Note the significant changes in the middle steps. It reminds me of those times when students discover late on production night that they really could use a photo with a particular story. If only they had thought of that earlier when it was possible to get one. (Bryan Murley over at Innovation in College Media talks a bit more about Waite's list and suggests that the current Christmas break would be a good time to think about re-engineering what we do.

And blogger Ryan Sholin asks the question, should we become the MySpace of our campus? Ummm, how would we do that? Well, the Bakersfield Californian and others are doing that. If the industry is adopting that idea, shouldn't we?

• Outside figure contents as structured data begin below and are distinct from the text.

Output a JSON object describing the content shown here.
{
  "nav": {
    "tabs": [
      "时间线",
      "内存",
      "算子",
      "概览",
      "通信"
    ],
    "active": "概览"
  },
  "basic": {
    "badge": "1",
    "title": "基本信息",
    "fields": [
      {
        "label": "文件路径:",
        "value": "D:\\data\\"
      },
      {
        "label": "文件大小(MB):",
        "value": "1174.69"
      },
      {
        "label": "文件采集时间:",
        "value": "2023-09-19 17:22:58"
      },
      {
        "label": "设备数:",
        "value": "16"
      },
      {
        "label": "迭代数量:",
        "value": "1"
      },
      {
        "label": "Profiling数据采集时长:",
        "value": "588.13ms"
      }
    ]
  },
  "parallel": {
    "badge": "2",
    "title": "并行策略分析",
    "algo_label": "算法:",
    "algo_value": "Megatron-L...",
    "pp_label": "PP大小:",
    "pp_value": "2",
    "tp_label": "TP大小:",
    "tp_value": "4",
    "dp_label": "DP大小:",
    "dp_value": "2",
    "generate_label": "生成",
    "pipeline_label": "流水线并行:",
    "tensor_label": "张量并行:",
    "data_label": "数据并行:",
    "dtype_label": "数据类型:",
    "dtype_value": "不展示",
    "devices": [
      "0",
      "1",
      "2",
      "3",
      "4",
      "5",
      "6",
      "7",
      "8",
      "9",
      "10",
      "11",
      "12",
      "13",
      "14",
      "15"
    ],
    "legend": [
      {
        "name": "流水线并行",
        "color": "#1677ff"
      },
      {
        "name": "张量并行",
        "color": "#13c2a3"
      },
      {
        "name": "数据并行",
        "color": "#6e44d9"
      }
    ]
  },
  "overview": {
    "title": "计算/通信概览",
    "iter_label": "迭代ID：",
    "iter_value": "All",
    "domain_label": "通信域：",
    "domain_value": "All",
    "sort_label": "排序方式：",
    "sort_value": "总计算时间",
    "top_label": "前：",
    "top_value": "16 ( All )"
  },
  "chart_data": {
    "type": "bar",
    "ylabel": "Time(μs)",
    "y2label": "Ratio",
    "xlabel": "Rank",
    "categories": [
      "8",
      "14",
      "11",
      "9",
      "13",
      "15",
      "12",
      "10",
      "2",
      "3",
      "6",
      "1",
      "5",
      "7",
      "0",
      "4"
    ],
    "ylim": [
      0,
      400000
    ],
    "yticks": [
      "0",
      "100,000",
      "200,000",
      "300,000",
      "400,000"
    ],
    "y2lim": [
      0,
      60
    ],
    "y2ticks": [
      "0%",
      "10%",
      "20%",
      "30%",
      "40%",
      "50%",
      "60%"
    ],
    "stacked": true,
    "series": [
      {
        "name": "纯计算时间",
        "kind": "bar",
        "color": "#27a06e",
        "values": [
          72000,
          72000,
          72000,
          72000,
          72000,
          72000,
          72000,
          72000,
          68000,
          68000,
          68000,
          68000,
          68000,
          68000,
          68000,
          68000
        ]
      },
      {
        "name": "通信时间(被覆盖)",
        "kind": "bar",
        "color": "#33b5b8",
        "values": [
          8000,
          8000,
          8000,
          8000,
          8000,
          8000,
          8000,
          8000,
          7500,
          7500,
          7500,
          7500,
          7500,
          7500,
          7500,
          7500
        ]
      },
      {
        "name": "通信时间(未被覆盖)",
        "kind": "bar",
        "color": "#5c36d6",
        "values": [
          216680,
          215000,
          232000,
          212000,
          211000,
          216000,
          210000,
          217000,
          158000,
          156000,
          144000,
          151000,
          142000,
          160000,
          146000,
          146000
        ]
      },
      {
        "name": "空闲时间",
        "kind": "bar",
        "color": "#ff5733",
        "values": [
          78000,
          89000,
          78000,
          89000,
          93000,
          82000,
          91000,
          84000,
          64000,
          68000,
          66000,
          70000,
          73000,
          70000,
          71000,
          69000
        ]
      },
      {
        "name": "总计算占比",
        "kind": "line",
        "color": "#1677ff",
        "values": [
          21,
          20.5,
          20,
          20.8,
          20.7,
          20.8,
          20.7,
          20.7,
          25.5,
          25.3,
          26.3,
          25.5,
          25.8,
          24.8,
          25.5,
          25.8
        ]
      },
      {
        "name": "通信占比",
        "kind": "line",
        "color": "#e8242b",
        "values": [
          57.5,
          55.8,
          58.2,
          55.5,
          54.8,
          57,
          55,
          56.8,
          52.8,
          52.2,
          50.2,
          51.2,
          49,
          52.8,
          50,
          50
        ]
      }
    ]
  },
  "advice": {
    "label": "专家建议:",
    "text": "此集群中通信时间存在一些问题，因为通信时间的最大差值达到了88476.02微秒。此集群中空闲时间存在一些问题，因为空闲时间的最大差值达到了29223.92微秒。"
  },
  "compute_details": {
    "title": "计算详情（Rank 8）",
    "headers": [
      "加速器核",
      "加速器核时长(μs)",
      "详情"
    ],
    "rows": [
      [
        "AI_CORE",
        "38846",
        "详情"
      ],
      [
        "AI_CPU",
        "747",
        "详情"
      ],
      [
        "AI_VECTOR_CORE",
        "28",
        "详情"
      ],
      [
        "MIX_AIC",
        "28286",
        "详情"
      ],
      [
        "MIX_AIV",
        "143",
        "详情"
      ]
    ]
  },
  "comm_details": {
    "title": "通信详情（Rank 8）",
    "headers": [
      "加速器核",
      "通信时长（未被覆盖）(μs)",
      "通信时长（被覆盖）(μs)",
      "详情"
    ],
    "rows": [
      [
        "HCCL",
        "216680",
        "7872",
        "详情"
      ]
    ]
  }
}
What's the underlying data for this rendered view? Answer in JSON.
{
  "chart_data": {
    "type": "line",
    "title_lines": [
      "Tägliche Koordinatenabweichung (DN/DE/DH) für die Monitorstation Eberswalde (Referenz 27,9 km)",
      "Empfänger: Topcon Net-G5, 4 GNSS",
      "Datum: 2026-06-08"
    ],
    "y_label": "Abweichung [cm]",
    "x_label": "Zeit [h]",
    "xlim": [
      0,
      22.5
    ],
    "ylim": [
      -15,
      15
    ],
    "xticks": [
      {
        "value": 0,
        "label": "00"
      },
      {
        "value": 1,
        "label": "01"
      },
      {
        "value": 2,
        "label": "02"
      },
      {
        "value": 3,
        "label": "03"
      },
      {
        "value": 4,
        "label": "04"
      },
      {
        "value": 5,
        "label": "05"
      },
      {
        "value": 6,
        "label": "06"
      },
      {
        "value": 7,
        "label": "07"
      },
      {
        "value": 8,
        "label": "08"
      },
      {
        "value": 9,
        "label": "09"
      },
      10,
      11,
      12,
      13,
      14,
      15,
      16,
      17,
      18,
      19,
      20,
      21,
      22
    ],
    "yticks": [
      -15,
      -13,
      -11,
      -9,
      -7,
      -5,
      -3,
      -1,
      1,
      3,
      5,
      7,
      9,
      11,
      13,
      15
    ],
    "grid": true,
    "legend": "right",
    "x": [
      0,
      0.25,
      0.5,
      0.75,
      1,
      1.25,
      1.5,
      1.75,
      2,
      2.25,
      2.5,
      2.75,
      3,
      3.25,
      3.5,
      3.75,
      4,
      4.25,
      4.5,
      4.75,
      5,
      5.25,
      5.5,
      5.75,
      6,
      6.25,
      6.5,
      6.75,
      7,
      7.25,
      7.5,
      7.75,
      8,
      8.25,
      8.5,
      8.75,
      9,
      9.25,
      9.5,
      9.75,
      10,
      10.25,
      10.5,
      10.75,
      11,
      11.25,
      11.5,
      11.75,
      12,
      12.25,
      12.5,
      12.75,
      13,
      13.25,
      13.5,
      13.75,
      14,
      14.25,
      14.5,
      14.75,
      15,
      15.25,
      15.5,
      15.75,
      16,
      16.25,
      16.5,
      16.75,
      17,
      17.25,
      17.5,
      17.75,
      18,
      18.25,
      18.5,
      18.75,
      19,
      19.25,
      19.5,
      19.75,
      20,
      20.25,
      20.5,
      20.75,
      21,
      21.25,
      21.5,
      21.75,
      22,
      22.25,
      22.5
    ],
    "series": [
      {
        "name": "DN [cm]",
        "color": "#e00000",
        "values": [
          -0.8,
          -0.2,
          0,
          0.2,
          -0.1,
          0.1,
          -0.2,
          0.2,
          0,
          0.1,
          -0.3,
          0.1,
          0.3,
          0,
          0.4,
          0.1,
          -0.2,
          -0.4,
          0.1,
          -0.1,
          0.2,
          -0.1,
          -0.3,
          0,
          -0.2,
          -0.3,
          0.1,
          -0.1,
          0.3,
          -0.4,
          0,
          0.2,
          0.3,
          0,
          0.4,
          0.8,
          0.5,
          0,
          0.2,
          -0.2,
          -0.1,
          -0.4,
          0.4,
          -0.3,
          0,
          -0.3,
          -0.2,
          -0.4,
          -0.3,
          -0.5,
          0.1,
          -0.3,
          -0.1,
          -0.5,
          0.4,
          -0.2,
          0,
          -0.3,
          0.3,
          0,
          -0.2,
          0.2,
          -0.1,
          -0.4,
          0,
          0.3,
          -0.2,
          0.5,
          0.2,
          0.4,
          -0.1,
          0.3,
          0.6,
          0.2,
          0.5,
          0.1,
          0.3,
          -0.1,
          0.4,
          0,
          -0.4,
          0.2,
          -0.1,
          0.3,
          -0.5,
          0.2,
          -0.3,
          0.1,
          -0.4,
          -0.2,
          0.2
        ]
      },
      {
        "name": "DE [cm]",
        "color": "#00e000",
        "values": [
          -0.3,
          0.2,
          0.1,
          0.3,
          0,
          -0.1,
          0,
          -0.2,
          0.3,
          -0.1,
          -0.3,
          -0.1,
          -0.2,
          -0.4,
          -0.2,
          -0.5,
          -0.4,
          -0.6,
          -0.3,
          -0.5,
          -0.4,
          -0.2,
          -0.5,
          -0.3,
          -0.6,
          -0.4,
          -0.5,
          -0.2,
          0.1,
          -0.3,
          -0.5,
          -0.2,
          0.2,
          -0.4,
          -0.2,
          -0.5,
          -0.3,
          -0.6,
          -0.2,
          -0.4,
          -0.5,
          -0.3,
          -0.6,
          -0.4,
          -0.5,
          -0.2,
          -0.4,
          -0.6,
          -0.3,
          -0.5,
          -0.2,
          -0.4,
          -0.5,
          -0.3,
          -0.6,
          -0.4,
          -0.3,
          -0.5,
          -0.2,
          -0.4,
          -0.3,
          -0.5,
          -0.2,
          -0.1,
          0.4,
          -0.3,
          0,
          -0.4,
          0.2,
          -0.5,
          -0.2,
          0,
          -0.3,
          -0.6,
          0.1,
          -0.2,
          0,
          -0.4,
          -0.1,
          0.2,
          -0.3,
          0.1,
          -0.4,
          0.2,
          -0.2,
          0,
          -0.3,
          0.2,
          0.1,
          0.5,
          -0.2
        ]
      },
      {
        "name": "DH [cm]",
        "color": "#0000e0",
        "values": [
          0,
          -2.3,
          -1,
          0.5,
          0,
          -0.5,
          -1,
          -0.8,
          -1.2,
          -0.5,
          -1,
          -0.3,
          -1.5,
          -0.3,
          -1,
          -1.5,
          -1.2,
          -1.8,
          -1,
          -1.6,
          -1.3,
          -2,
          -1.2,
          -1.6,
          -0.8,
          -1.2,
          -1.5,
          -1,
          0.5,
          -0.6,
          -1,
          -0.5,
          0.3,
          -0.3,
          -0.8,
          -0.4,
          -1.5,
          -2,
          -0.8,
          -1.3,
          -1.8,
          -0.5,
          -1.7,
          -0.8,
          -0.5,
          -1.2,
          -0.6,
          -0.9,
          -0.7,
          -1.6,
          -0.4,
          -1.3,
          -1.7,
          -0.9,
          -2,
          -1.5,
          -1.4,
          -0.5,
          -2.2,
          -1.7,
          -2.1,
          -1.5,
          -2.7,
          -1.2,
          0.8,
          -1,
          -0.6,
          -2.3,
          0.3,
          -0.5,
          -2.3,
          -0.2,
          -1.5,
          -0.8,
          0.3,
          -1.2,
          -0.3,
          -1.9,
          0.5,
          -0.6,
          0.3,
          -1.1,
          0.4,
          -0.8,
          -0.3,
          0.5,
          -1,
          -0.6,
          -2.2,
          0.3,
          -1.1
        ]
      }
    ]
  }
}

Scares the hell out of me thinking about how one even does that or makes sense of it all. And don't even get me started with the idea of mashups on our campus sites. To an old dinosaur like me, mash up is what one does to potatoes.

Let's see, how long until I retire? Nope, too many years. I'm going to have to learn all this stuff. And so are you.

Back to Time's article on Person of the Year: Not mentioned, but implied was citizen journalism. If everyone becomes a journalist and no one needs any training, then what --beyond the meaning of copyright-- do I teach in my classes until I DO retire? Forget the newspaper class for a minute. Do we even train people to use the inverted pyramid or other story forms any more? Blogger Paul Gillan is just the latest to spout the impending doom of the old way of doing newspapering. MediaShift predicts that three major U.S. dailies will fold during 2007.

I think so. There is a lot of crap the YOUs out there are posting. While we need to learn and teach all this new stuff, for now anyway, there is still room for learning just to tell a story.